After frogging I have accomplished my mission to get the heel I want on my toe-up socks for my personalized pattern. I decided to switch to my mini circular sock needles and just work on one sock at a time so I could get through my heel and make sure it would fit my foot. Check out my work:
So, now that I’ve mastered this thing, maybe I can be helpful to other people that usually knit cuff-down who want to design their own heels with gusset and heel flap on a toe-up sock. I warn you, though, that a lot of this reflects my personal opinion and preference so it may not apply to you.
- This generic pattern with charts and formulas could be very helpful. It’s where I began: view the pattern here and the chart here.
- Then, adapt your personalized sock to your needs. For example, I always use Judy’s Magic Cast-On so that’s how I cast on.

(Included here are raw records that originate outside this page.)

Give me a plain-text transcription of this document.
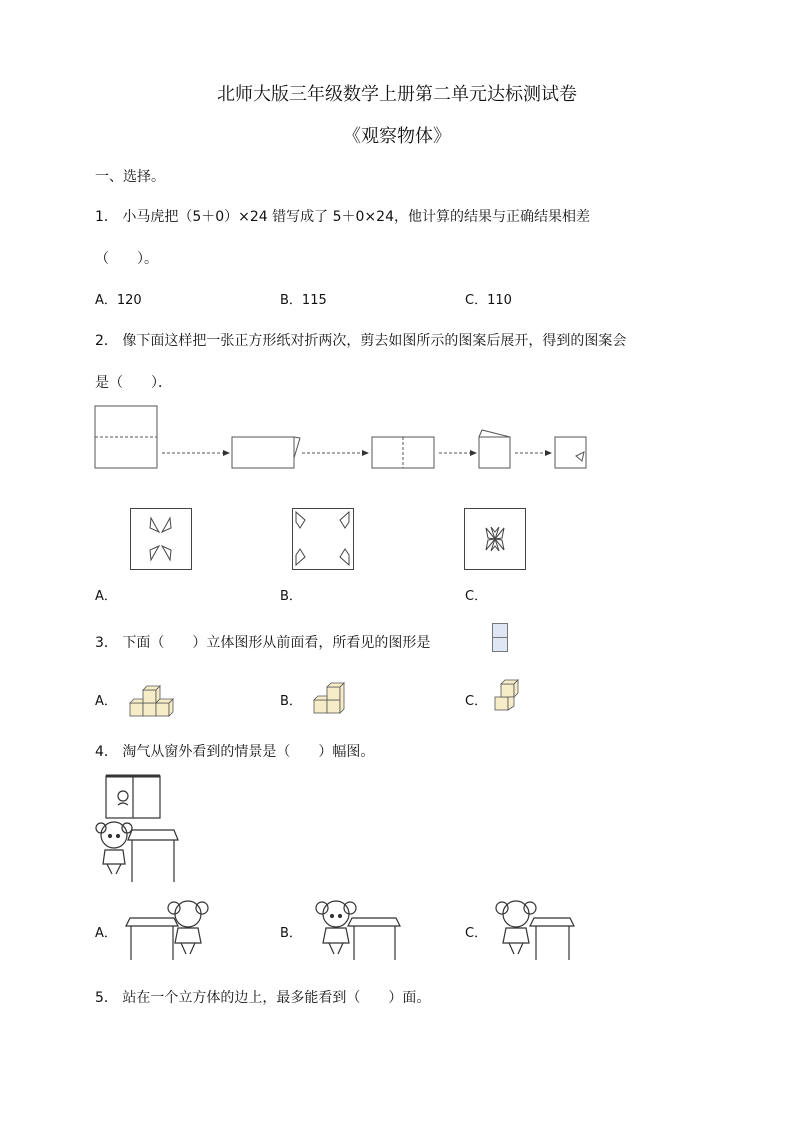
北师大版三年级数学上册第二单元达标测试卷
《观察物体》
一、选择。
1． 小马虎把（5＋0）×24 错写成了 5＋0×24，他计算的结果与正确结果相差
（　　）。
A．120	B．115	C．110
2． 像下面这样把一张正方形纸对折两次，剪去如图所示的图案后展开，得到的图案会
是（　　）．
A．	B．	C．
3． 下面（　　）立体图形从前面看，所看见的图形是
A．	B．	C．
4． 淘气从窗外看到的情景是（　　）幅图。
A．	B．	C．
5． 站在一个立方体的边上，最多能看到（　　）面。
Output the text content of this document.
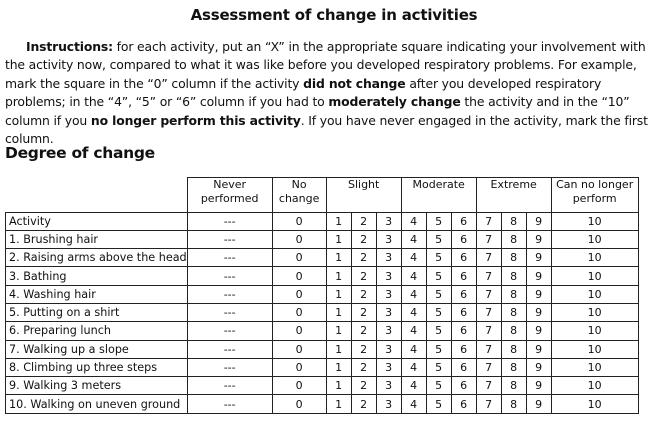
Assessment of change in activities
Instructions: for each activity, put an “X” in the appropriate square indicating your involvement with the activity now, compared to what it was like before you developed respiratory problems. For example, mark the square in the “0” column if the activity did not change after you developed respiratory problems; in the “4”, “5” or “6” column if you had to moderately change the activity and in the “10” column if you no longer perform this activity. If you have never engaged in the activity, mark the first column.
Degree of change
	Never performed	No change	Slight			Moderate			Extreme			Can no longer perform
Activity	---	0	1	2	3	4	5	6	7	8	9	10
1. Brushing hair	---	0	1	2	3	4	5	6	7	8	9	10
2. Raising arms above the head	---	0	1	2	3	4	5	6	7	8	9	10
3. Bathing	---	0	1	2	3	4	5	6	7	8	9	10
4. Washing hair	---	0	1	2	3	4	5	6	7	8	9	10
5. Putting on a shirt	---	0	1	2	3	4	5	6	7	8	9	10
6. Preparing lunch	---	0	1	2	3	4	5	6	7	8	9	10
7. Walking up a slope	---	0	1	2	3	4	5	6	7	8	9	10
8. Climbing up three steps	---	0	1	2	3	4	5	6	7	8	9	10
9. Walking 3 meters	---	0	1	2	3	4	5	6	7	8	9	10
10. Walking on uneven ground	---	0	1	2	3	4	5	6	7	8	9	10
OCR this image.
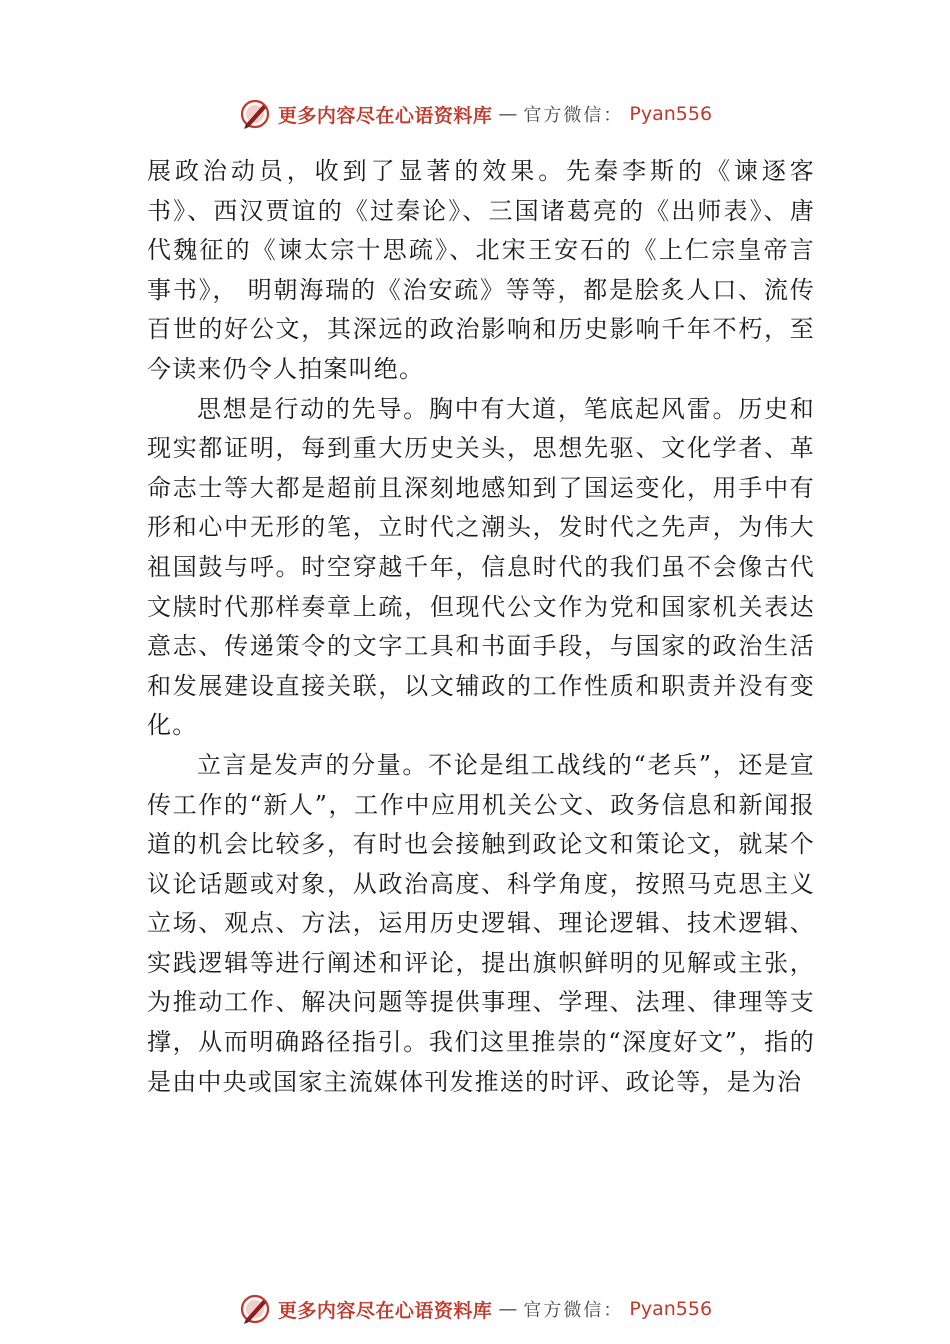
更多内容尽在心语资料库 — 官方微信： Pyan556

展政治动员，收到了显著的效果。先秦李斯的《谏逐客书》、西汉贾谊的《过秦论》、三国诸葛亮的《出师表》、唐代魏征的《谏太宗十思疏》、北宋王安石的《上仁宗皇帝言事书》， 明朝海瑞的《治安疏》等等，都是脍炙人口、流传百世的好公文，其深远的政治影响和历史影响千年不朽，至今读来仍令人拍案叫绝。

思想是行动的先导。胸中有大道，笔底起风雷。历史和现实都证明，每到重大历史关头，思想先驱、文化学者、革 命志士等大都是超前且深刻地感知到了国运变化，用手中有形和心中无形的笔，立时代之潮头，发时代之先声，为伟大祖国鼓与呼。时空穿越千年，信息时代的我们虽不会像古代文牍时代那样奏章上疏，但现代公文作为党和国家机关表达意志、传递策令的文字工具和书面手段，与国家的政治生活和发展建设直接关联，以文辅政的工作性质和职责并没有变化。

立言是发声的分量。不论是组工战线的“老兵”，还是宣传工作的“新人”，工作中应用机关公文、政务信息和新闻报道的机会比较多，有时也会接触到政论文和策论文，就某个议论话题或对象，从政治高度、科学角度，按照马克思主义立场、观点、方法，运用历史逻辑、理论逻辑、技术逻辑、 实践逻辑等进行阐述和评论，提出旗帜鲜明的见解或主张， 为推动工作、解决问题等提供事理、学理、法理、律理等支撑，从而明确路径指引。我们这里推崇的“深度好文”，指的是由中央或国家主流媒体刊发推送的时评、政论等，是为治

更多内容尽在心语资料库 — 官方微信： Pyan556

- Measure your row gauge so you know when to begin increasing for the gussets. For my gusset increases I used M1R and M1L. It’s also a good idea to use stitch markers to delineate where your original heel stitches are (you only work on those for the heel turn). To do the math for this first figure out how many gusset stitches you’ll be adding to the sock (see 4, below). For example, if you will be adding 28 gusset stitches and increase every other round, you will be knitting a total of 28*2 rounds, or 56 rounds. Divide the number of gusset rounds you’ll be knitting by the number of rows per inch your row gauge is. Following with my example’s numbers, if the row gauge is 13 rounds per inch, your gusset area of your sock will be 56 divided by 13 4.3 inches. Subtract that number from your desired total foot length (don’t forget that this foot length includes the turned heel). Start increasing your gussets when you reach this resulting number of inches on your sock’s foot. If you wish, you can also increase every round in the final half of your gusset area so you can do the math to account for that if you wish.
- An increased gusset on a toe-up sock is much more stretchy than a picked up gusset on a cuff-down sock so keep in mind that you may need fewer gusset stitches. I typically need to pick up and knit a total of 40 gusset stitches (20 on each side of the sock) on a cuff-down sock (casting on 80 stitches with a gauge of 8 stitches per inch). For my gusset on my toe-up sock I only increased 36 and I could have got away with 32. Generally, the rule for gussets is that you need to add 1/2 the number of cast on stitches but for toe-up socks this isn’t necessarily true.
- To turn the heel you need to knit short rows. Typically, information in books and online instruct you to use wrap and turn short rows to do this. My personal opinion is that if you want a heel flap and gussets on your sock it’s because you want your socks not only to fit your foot well but also you want to make your socks live a longer life. Wrap and turn short rows on a heel will last a while, but they’re problematic and will wear out in less time than a heel knit on a cuff-down sock using the typical “decrease across the gap” type of heel turn. Also, with finer yarns (like sock yarns), the wrap and turn method is likely to leave little holes in the knitted fabric. My solution was to use German short rows. They’re sturdy and don’t leave little holes. They’re also very easy to do. If you want to learn how to knit them just use Google and pick a YouTube video you like. There are tons of tutorials for this.
- I like to put a garter stitch border on my heel flap (knitting my socks in either direction). It’s 5 stitches wide. It adds interest to the flap and also keeps the slip-stitch ribbing (and also eye of partridge stitch) even, lovely, and stable.
- When you knit the flap you have to knit (and purl) the last stitch of each side of the flap together with a gusset stitch. Each time you turn your work you slip the first stitch.
I hope this is helpful to anyone who wants to try this out. It took me a little extra time to get my ideal heel onto my toe-up socks but I’m really glad I took the trouble to figure it out. My feet probably are too! And really, I’m very satisfied with myself today!